Cohere for AI, the research division of the Canadian company Cohere, has unveiled Aya 23, a new series of multilingual language models. These new models, available in 8 billion and 35 billion parameter versions, aim to enhance the understanding and generation of human language across a diverse range of languages. The models’ open weights are now accessible, allowing researchers to tailor them to their specific needs.
Multilingual Capabilities and Dataset
Aya 23 models extend support to 23 languages, including Arabic, Chinese, French, German, and Japanese, among others. This broad linguistic range marks a departure from earlier models that primarily focused on English. The models were developed using the Aya Collection, a dataset comprising 513 million instances of prompts and completions, which was crucial in fine-tuning the models for high-quality responses across various languages.
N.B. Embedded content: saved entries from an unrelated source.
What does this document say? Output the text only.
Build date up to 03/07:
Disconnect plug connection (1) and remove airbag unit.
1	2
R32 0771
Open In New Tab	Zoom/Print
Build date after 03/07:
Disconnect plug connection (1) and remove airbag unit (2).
The creation of Aya 23 involved contributions from over 3,000 independent researchers across 119 countries, underscoring the collaborative nature of the project. This extensive participation helped ensure that the models are robust and versatile, capable of handling a wide array of linguistic nuances and contexts.
Performance and Technical Specifications
Technical evaluations reveal that the 35 billion parameter variant of Aya 23, known as Aya-23-35B, excels in both discriminative and generative tasks. It has shown improvements of up to 14% on discriminative tasks and 20% on generative tasks compared to its predecessor, Aya 101. Additionally, it achieved a 41.6% increase in multilingual MMLU performance.
Aya-23-35B employs a decoder-only Transformer architecture, which enhances the model’s ability to generate accurate outputs by analyzing the context of words in user prompts. This model also incorporates grouped query attention to optimize RAM usage and improve inference speed. Furthermore, rotational positional embeddings are used to better process the positional information of words within a sentence, thereby enhancing output quality.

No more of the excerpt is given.